Les autorités saoudiennes affirment pouvoir offrir de l’électricité à un tarif environ 12 % inférieur aux 7,8 cents par kilowattheure que payent en moyenne les centres de données aux États-Unis. « Vous aurez accès à l’énergie la moins chère pour construire des centres de données dans le monde entier », a déclaré Amin Nasser, PDG d’Aramco, le plus grand producteur de pétrole au monde. Il a précisé que le royaume pouvait fournir de l’électricité à 4,8 cents par kilowattheure grâce au gaz, ou à 6,8 cents par kilowattheure en utilisant des sources d’énergie renouvelables. « Ils doivent venir en Arabie saoudite pour développer des centres de données écologiques », a-t-il déclaré.

La réalisation de cet objectif pour le royaume repose sur un autre défi de taille : déployer 130 gigawatts d’énergie renouvelable d’ici 2030, soit l’équivalent des deux tiers de l’infrastructure éolienne et solaire actuelle de l’Allemagne. Pourtant, selon BloombergNEF, l’Arabie saoudite n’avait installé qu’environ 2,5 gigawatts de capacité solaire l’année dernière.

Les ambitions de l’Arabie saoudite en matière d’IA pourraient aussi intensifier la compétition avec ses voisins du Golfe, également riches en pétrole. Abu Dhabi, en particulier, a lancé ses propres projets ambitieux dans ce domaine, soutenus par le groupe public d’IA G42, un nouveau fonds d’investissement de 100 milliards de dollars dédié à l’IA, ainsi qu’un réseau de laboratoires et de petites entreprises spécialisées.

Les deux puissances du Golfe font face à un obstacle commun pour accéder aux puces avancées produites par des entreprises américaines comme Nvidia. L’administration Biden a en effet imposé des restrictions à l’exportation sur les unités de traitement graphique (GPU) utilisées pour les calculs alimentant l’IA, par crainte qu’elles ne soient revendues à la Chine. En avril, Microsoft a investi 1,5 milliard de dollars dans G42, dans le cadre d’un accord stipulant la fin de toute collaboration avec la Chine. De même, le directeur de la principale université de recherche saoudienne a récemment affirmé son engagement à cesser tout projet susceptible de donner à la Chine un accès aux puces fabriquées aux États-Unis, selon le Financial Times.
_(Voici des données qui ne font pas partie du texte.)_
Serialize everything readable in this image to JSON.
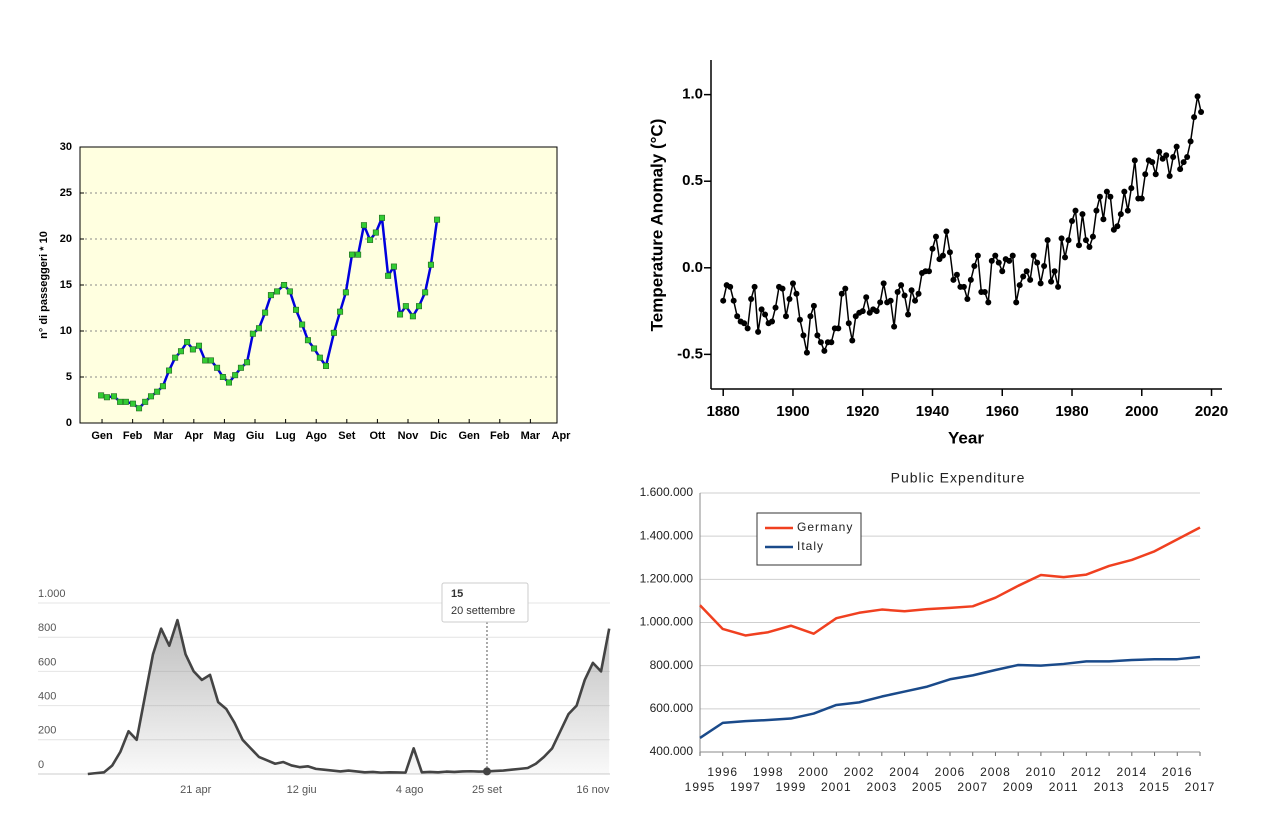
{
  "chart_data": [
    {
      "type": "line",
      "ylabel": "n° di passeggeri * 10",
      "x": [
        -0.03,
        0.16,
        0.39,
        0.59,
        0.78,
        1.01,
        1.21,
        1.41,
        1.6,
        1.8,
        1.99,
        2.19,
        2.39,
        2.58,
        2.78,
        2.97,
        3.17,
        3.37,
        3.56,
        3.76,
        3.95,
        4.15,
        4.35,
        4.54,
        4.74,
        4.93,
        5.13,
        5.33,
        5.52,
        5.72,
        5.95,
        6.14,
        6.34,
        6.54,
        6.73,
        6.93,
        7.12,
        7.32,
        7.58,
        7.78,
        7.97,
        8.17,
        8.37,
        8.56,
        8.76,
        8.95,
        9.15,
        9.35,
        9.54,
        9.74,
        9.93,
        10.16,
        10.36,
        10.56,
        10.75,
        10.95
      ],
      "values": [
        3.0,
        2.8,
        2.9,
        2.3,
        2.3,
        2.1,
        1.6,
        2.3,
        2.9,
        3.4,
        4.0,
        5.7,
        7.1,
        7.8,
        8.8,
        8.0,
        8.4,
        6.8,
        6.8,
        6.0,
        5.0,
        4.4,
        5.2,
        6.0,
        6.6,
        9.7,
        10.3,
        12.0,
        13.9,
        14.3,
        15.0,
        14.3,
        12.3,
        10.7,
        9.0,
        8.1,
        7.1,
        6.2,
        9.8,
        12.1,
        14.2,
        18.3,
        18.3,
        21.5,
        19.9,
        20.7,
        22.3,
        16.0,
        17.0,
        11.8,
        12.7,
        11.6,
        12.7,
        14.2,
        17.2,
        22.1
      ],
      "xlim": [
        -0.72,
        14.87
      ],
      "xticks": [
        {
          "value": 0,
          "label": "Gen"
        },
        {
          "value": 1,
          "label": "Feb"
        },
        {
          "value": 2,
          "label": "Mar"
        },
        {
          "value": 3,
          "label": "Apr"
        },
        {
          "value": 4,
          "label": "Mag"
        },
        {
          "value": 5,
          "label": "Giu"
        },
        {
          "value": 6,
          "label": "Lug"
        },
        {
          "value": 7,
          "label": "Ago"
        },
        {
          "value": 8,
          "label": "Set"
        },
        {
          "value": 9,
          "label": "Ott"
        },
        {
          "value": 10,
          "label": "Nov"
        },
        {
          "value": 11,
          "label": "Dic"
        },
        {
          "value": 12,
          "label": "Gen"
        },
        {
          "value": 13,
          "label": "Feb"
        },
        {
          "value": 14,
          "label": "Mar"
        },
        {
          "value": 15,
          "label": "Apr"
        }
      ],
      "ylim": [
        0,
        30
      ],
      "yticks": [
        0,
        5,
        10,
        15,
        20,
        25,
        30
      ],
      "color": "#0000dd",
      "marker_color": "#33cc33",
      "marker": "square",
      "background": "#ffffe0",
      "grid": true
    },
    {
      "type": "line",
      "xlabel": "Year",
      "ylabel": "Temperature Anomaly (°C)",
      "x": [
        1880,
        1881,
        1882,
        1883,
        1884,
        1885,
        1886,
        1887,
        1888,
        1889,
        1890,
        1891,
        1892,
        1893,
        1894,
        1895,
        1896,
        1897,
        1898,
        1899,
        1900,
        1901,
        1902,
        1903,
        1904,
        1905,
        1906,
        1907,
        1908,
        1909,
        1910,
        1911,
        1912,
        1913,
        1914,
        1915,
        1916,
        1917,
        1918,
        1919,
        1920,
        1921,
        1922,
        1923,
        1924,
        1925,
        1926,
        1927,
        1928,
        1929,
        1930,
        1931,
        1932,
        1933,
        1934,
        1935,
        1936,
        1937,
        1938,
        1939,
        1940,
        1941,
        1942,
        1943,
        1944,
        1945,
        1946,
        1947,
        1948,
        1949,
        1950,
        1951,
        1952,
        1953,
        1954,
        1955,
        1956,
        1957,
        1958,
        1959,
        1960,
        1961,
        1962,
        1963,
        1964,
        1965,
        1966,
        1967,
        1968,
        1969,
        1970,
        1971,
        1972,
        1973,
        1974,
        1975,
        1976,
        1977,
        1978,
        1979,
        1980,
        1981,
        1982,
        1983,
        1984,
        1985,
        1986,
        1987,
        1988,
        1989,
        1990,
        1991,
        1992,
        1993,
        1994,
        1995,
        1996,
        1997,
        1998,
        1999,
        2000,
        2001,
        2002,
        2003,
        2004,
        2005,
        2006,
        2007,
        2008,
        2009,
        2010,
        2011,
        2012,
        2013,
        2014,
        2015,
        2016,
        2017
      ],
      "values": [
        -0.19,
        -0.1,
        -0.11,
        -0.19,
        -0.28,
        -0.31,
        -0.32,
        -0.35,
        -0.18,
        -0.11,
        -0.37,
        -0.24,
        -0.27,
        -0.32,
        -0.31,
        -0.23,
        -0.11,
        -0.12,
        -0.28,
        -0.18,
        -0.09,
        -0.15,
        -0.3,
        -0.39,
        -0.49,
        -0.28,
        -0.22,
        -0.39,
        -0.43,
        -0.48,
        -0.43,
        -0.43,
        -0.35,
        -0.35,
        -0.15,
        -0.12,
        -0.32,
        -0.42,
        -0.28,
        -0.26,
        -0.25,
        -0.17,
        -0.26,
        -0.24,
        -0.25,
        -0.2,
        -0.09,
        -0.2,
        -0.19,
        -0.34,
        -0.14,
        -0.1,
        -0.16,
        -0.27,
        -0.13,
        -0.19,
        -0.15,
        -0.03,
        -0.02,
        -0.02,
        0.11,
        0.18,
        0.05,
        0.07,
        0.21,
        0.09,
        -0.07,
        -0.04,
        -0.11,
        -0.11,
        -0.18,
        -0.07,
        0.01,
        0.07,
        -0.14,
        -0.14,
        -0.2,
        0.04,
        0.07,
        0.03,
        -0.02,
        0.05,
        0.04,
        0.07,
        -0.2,
        -0.1,
        -0.05,
        -0.02,
        -0.07,
        0.07,
        0.03,
        -0.09,
        0.01,
        0.16,
        -0.08,
        -0.02,
        -0.11,
        0.17,
        0.06,
        0.16,
        0.27,
        0.33,
        0.13,
        0.31,
        0.16,
        0.12,
        0.18,
        0.33,
        0.41,
        0.28,
        0.44,
        0.41,
        0.22,
        0.24,
        0.31,
        0.44,
        0.33,
        0.46,
        0.62,
        0.4,
        0.4,
        0.54,
        0.62,
        0.61,
        0.54,
        0.67,
        0.63,
        0.65,
        0.53,
        0.64,
        0.7,
        0.57,
        0.61,
        0.64,
        0.73,
        0.87,
        0.99,
        0.9
      ],
      "xlim": [
        1876.5,
        2023
      ],
      "xticks": [
        1880,
        1900,
        1920,
        1940,
        1960,
        1980,
        2000,
        2020
      ],
      "ylim": [
        -0.7,
        1.2
      ],
      "yticks": [
        -0.5,
        {
          "value": 0,
          "label": "0.0"
        },
        0.5,
        {
          "value": 1,
          "label": "1.0"
        }
      ],
      "color": "#000000",
      "marker_color": "#000000",
      "marker": "circle",
      "grid": false
    },
    {
      "type": "area",
      "x": [
        58,
        62,
        66,
        70,
        74,
        78,
        82,
        86,
        90,
        94,
        98,
        102,
        106,
        110,
        114,
        118,
        122,
        126,
        130,
        134,
        138,
        142,
        146,
        150,
        154,
        158,
        162,
        166,
        170,
        174,
        178,
        182,
        186,
        190,
        194,
        198,
        202,
        206,
        210,
        214,
        218,
        222,
        226,
        230,
        234,
        238,
        242,
        246,
        250,
        254,
        258,
        262,
        266,
        270,
        274,
        278,
        282,
        286,
        290,
        294,
        298,
        302,
        306,
        310,
        314
      ],
      "values": [
        0,
        5,
        10,
        50,
        130,
        250,
        200,
        450,
        700,
        850,
        750,
        900,
        700,
        600,
        550,
        580,
        420,
        380,
        300,
        200,
        150,
        100,
        80,
        60,
        70,
        50,
        40,
        45,
        30,
        25,
        20,
        15,
        20,
        15,
        10,
        12,
        8,
        10,
        9,
        8,
        150,
        10,
        12,
        10,
        14,
        12,
        15,
        16,
        14,
        15,
        18,
        20,
        25,
        30,
        35,
        60,
        100,
        150,
        250,
        350,
        400,
        550,
        650,
        600,
        850
      ],
      "xlim": [
        57.6,
        314.4
      ],
      "xticks": [
        {
          "value": 111,
          "label": "21 apr"
        },
        {
          "value": 163,
          "label": "12 giu"
        },
        {
          "value": 216,
          "label": "4 ago"
        },
        {
          "value": 254,
          "label": "25 set"
        },
        {
          "value": 306,
          "label": "16 nov"
        }
      ],
      "ylim": [
        0,
        1000
      ],
      "yticks": [
        0,
        200,
        400,
        600,
        800,
        {
          "value": 1000,
          "label": "1.000"
        }
      ],
      "color": "#444444",
      "grid": true,
      "tooltip": {
        "x": 254,
        "value": 15,
        "date": "20 settembre"
      }
    },
    {
      "type": "line",
      "title": "Public Expenditure",
      "x": [
        1995,
        1996,
        1997,
        1998,
        1999,
        2000,
        2001,
        2002,
        2003,
        2004,
        2005,
        2006,
        2007,
        2008,
        2009,
        2010,
        2011,
        2012,
        2013,
        2014,
        2015,
        2016,
        2017
      ],
      "series": [
        {
          "name": "Germany",
          "color": "#f04020",
          "values": [
            1080000,
            970000,
            940000,
            955000,
            985000,
            948000,
            1020000,
            1045000,
            1060000,
            1052000,
            1062000,
            1068000,
            1075000,
            1115000,
            1170000,
            1220000,
            1210000,
            1222000,
            1262000,
            1290000,
            1330000,
            1385000,
            1440000
          ]
        },
        {
          "name": "Italy",
          "color": "#1a4a8a",
          "values": [
            465000,
            535000,
            543000,
            548000,
            555000,
            578000,
            618000,
            630000,
            657000,
            680000,
            703000,
            737000,
            755000,
            780000,
            803000,
            800000,
            808000,
            820000,
            820000,
            826000,
            830000,
            830000,
            840000
          ]
        }
      ],
      "xlim": [
        1995,
        2017
      ],
      "xticks": [
        1995,
        1996,
        1997,
        1998,
        1999,
        2000,
        2001,
        2002,
        2003,
        2004,
        2005,
        2006,
        2007,
        2008,
        2009,
        2010,
        2011,
        2012,
        2013,
        2014,
        2015,
        2016,
        2017
      ],
      "ylim": [
        400000,
        1600000
      ],
      "yticks": [
        {
          "value": 400000,
          "label": "400.000"
        },
        {
          "value": 600000,
          "label": "600.000"
        },
        {
          "value": 800000,
          "label": "800.000"
        },
        {
          "value": 1000000,
          "label": "1.000.000"
        },
        {
          "value": 1200000,
          "label": "1.200.000"
        },
        {
          "value": 1400000,
          "label": "1.400.000"
        },
        {
          "value": 1600000,
          "label": "1.600.000"
        }
      ],
      "grid": true,
      "legend": "upper left"
    }
  ]
}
Un projet majeur en matière d’IA, pourtant absent des discussions lors du sommet, est la création d’un fonds d’investissement de 40 milliards de dollars qui serait géré par le Fonds public d’investissement d’Arabie Saoudite (PIF) en partenariat avec les investisseurs en capital-risque d’Andreessen Horowitz. Le PIF avait déjà révélé l’année dernière qu’il avait investi dans les fonds d’A16Z.

Les autorités saoudiennes ont indiqué que l’époque des investissements massifs dans des projets extérieurs, comme l’engagement de près de la moitié des 100 milliards de dollars du fonds Vision de SoftBank en 2016, pourrait être révolue pour l’instant. Avec un prix du pétrole stabilisé autour de 80 dollars le baril cette dernière année et une baisse des investissements étrangers, le royaume fait face à un déficit budgétaire de 32 milliards de dollars, ce qui a conduit à des réductions de dépenses pour des mégaprojets tels que la ville futuriste de Neom.

Yasir Al-Rumayyan a également déclaré que les projets internationaux, y compris les participations dans des fonds d’investissement étrangers, occuperaient désormais une place moins prépondérante dans les dépenses globales du fonds. Cette part pourrait être réduite à 18 %, contre 21 % actuellement, marquant une baisse significative par rapport au pic de 30 % atteint en 2020.

Malgré cette évolution, environ 8 000 personnes se sont rassemblées au sommet annuel de Riyad, attirées par les milliards de dollars investis par le fonds souverain saoudien dans divers domaines, comme les start-ups telles que le fabricant de voitures électriques Lucid et l’entreprise de réalité augmentée Magic Leap, ainsi que dans des événements sportifs comme le LIV Golf et le club de football de Newcastle United. « Autrefois, les gens venaient pour nous demander de l’argent », a déclaré M. Rumayyan le 29 octobre. « Aujourd’hui, nous constatons que les gens souhaitent davantage co-investir avec nous, plutôt que de se contenter de recevoir notre financement. »

Le thème de l’IA s’est glissé dans de nombreuses discussions lors du sommet, tenu dans le somptueux hôtel Ritz-Carlton de Riyad. Un trio de robots imposants, autrefois présents lors des éditions précédentes, a cédé la place à des avatars d’IA qui, par moments, prenaient maladroitement la parole pour vérifier des faits et interpeller les grands dirigeants présents, avec des répliques générées apparemment à partir d’un grand modèle de langage. « Je crois qu’ils ont perdu le contrôle de l’avatar, ce qui est assez inquiétant », a observé Anna Stewart de CNN, qui animait un panel avec trois milliardaires. « On a besoin d’humains dans le panel. »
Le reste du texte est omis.